Through the end of December 2014, 349 incident cases of UC and 143 of CD were confirmed.
Higher consumption of sweetened beverages was not associated with an increased risk of UC (P=0.40) or CD (P=0.11).
Compared with participants who did not consume sweetened beverages, the age-adjusted hazard ratio (HR) of UC among participants with at least one serving per day of sweetened beverage was 1.26 (95% CI: 0.93-1.69). This estimate was not altered after adjusting for other covariates (P=0.40). Compared with non-consumers of sweetened beverages, the multivariate-adjusted HR of UC among participants with at least one serving per day of sweetened beverage was 1.14 (95% CI: 0.83-1.57).

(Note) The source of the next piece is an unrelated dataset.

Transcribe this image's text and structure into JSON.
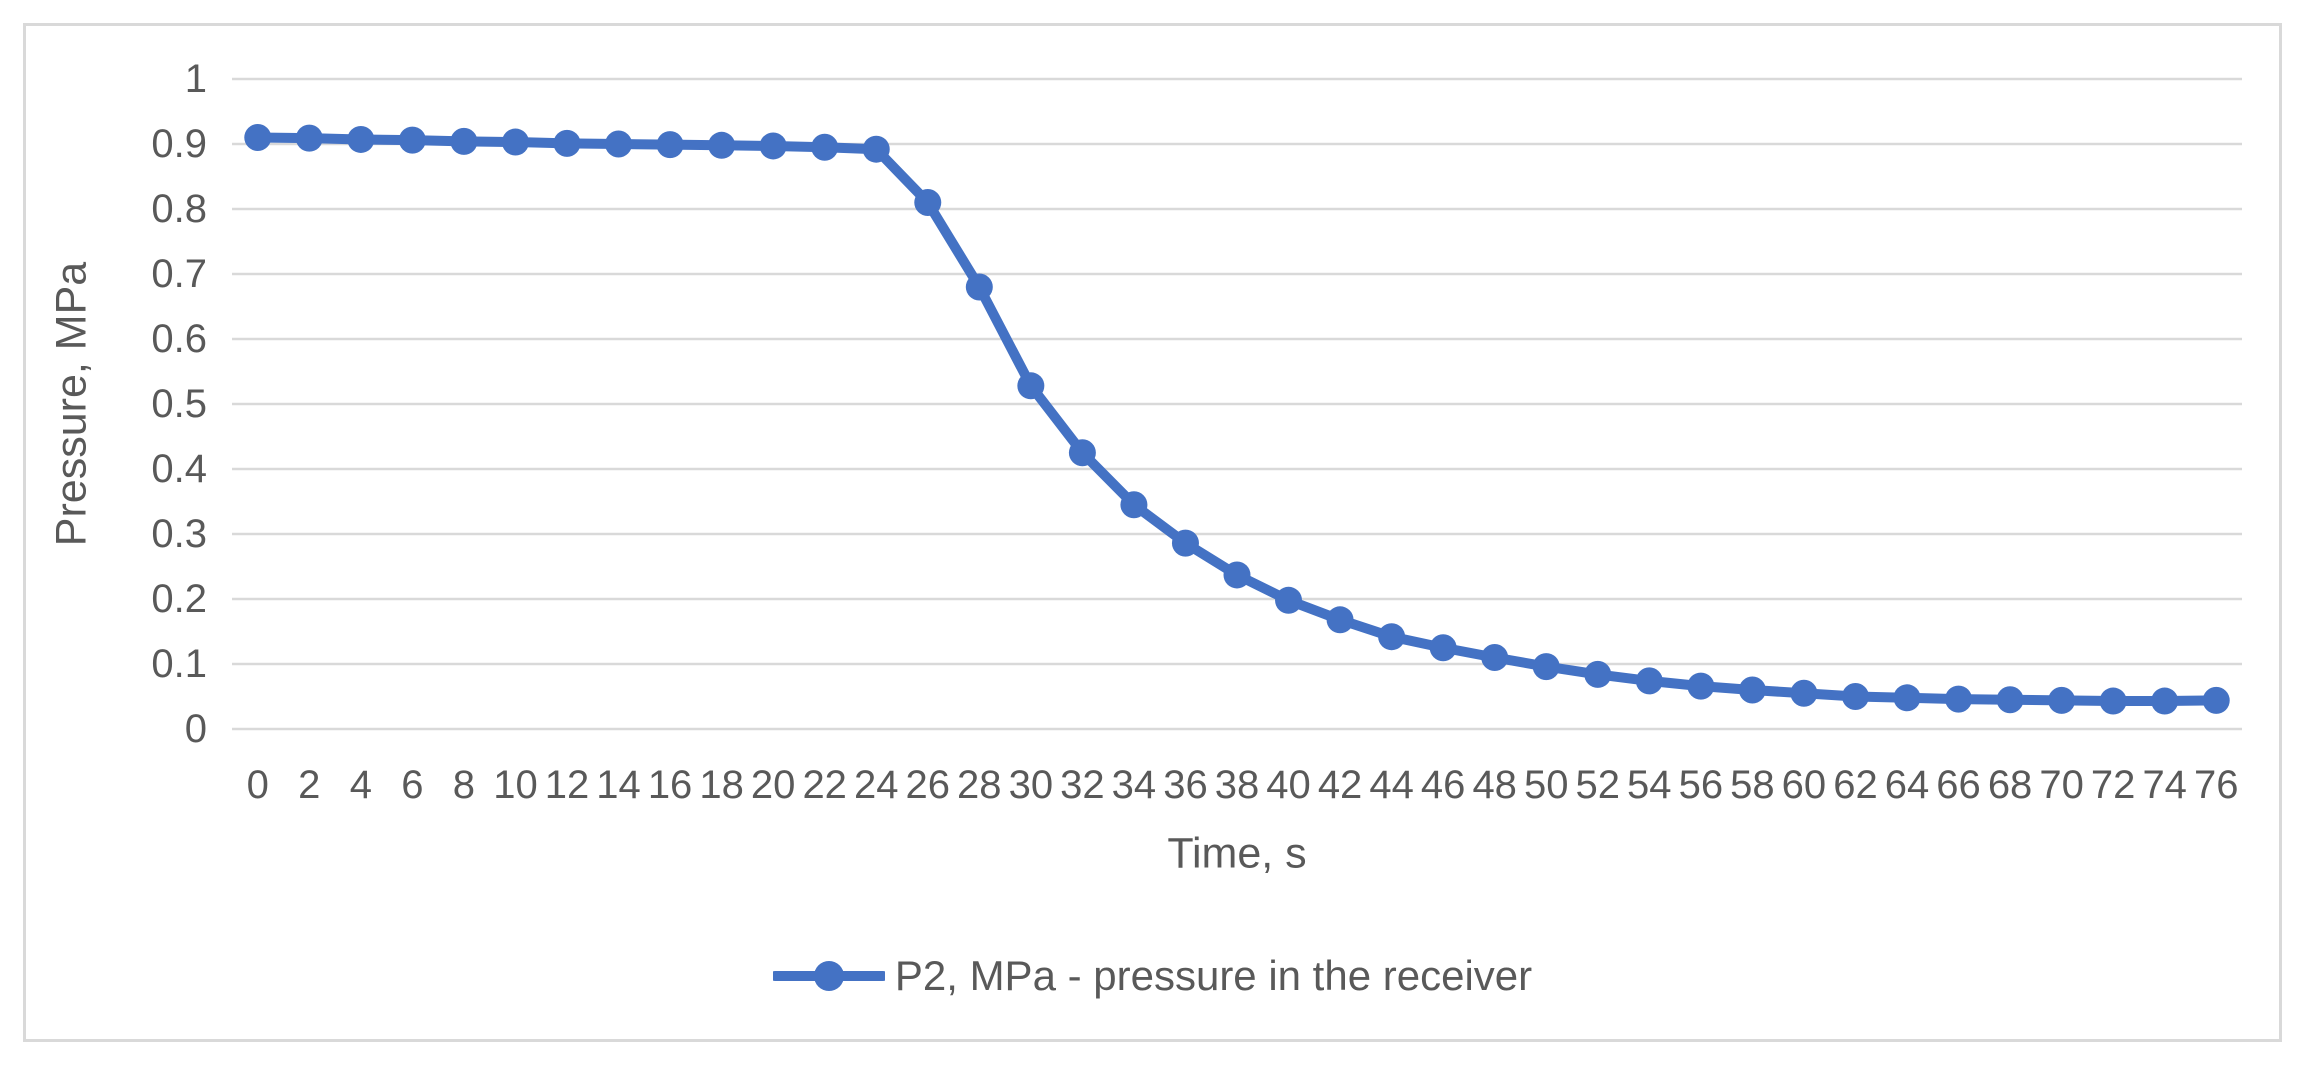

Compared with non-consumers, the age-adjusted HR of CD among participants with one or more servings per day of sweetened beverage was 1.18 (95% CI: 0.72-1.94), an estimate did not change after adjusting for other potential confounders (P=0.34). Compared with non-consumers, the multivariate-adjusted HR of CD among participants with at least one serving per day of sweetened beverage was 1.02 (95% CI: 0.60-1.73). The effect of the main finding was not modified by age, sex, smoking, or body mass index.
Results were similar when researchers compared risks of CD and UC among ever-users of sweetened beverages compared with non-users. When the models were adjusted for total sucrose intake independent of primary sugar content of the beverage, no significant association was seen, which was also true for when the analysis was restricted to elderly-onset inflammatory bowel disease.
“In two large prospective cohort studies, we observed no evidence for strong or clinically meaningful associations between sweetened beverage and risk of CD and UC.
Whether sweetened beverages play a role in development of earlier onset IBD (age < 40 years) is unknown and should be the focus of future investigation,” concluded the authors, led by Hamed Khalili, MD, MPH, Gastroenterology Unit, Massachusetts General Hospital. Boston, MA.
They also noted previous associations between sweetened beverage consumption and type 2 diabetes and cardiovascular disease, but results have been mixed with respect to levels of inflammatory markers.
This work was supported by the National Institute of Diabetes and Digestive and Kidney Diseases, and a Crohn’s and Colitis Foundation Senior Research Award.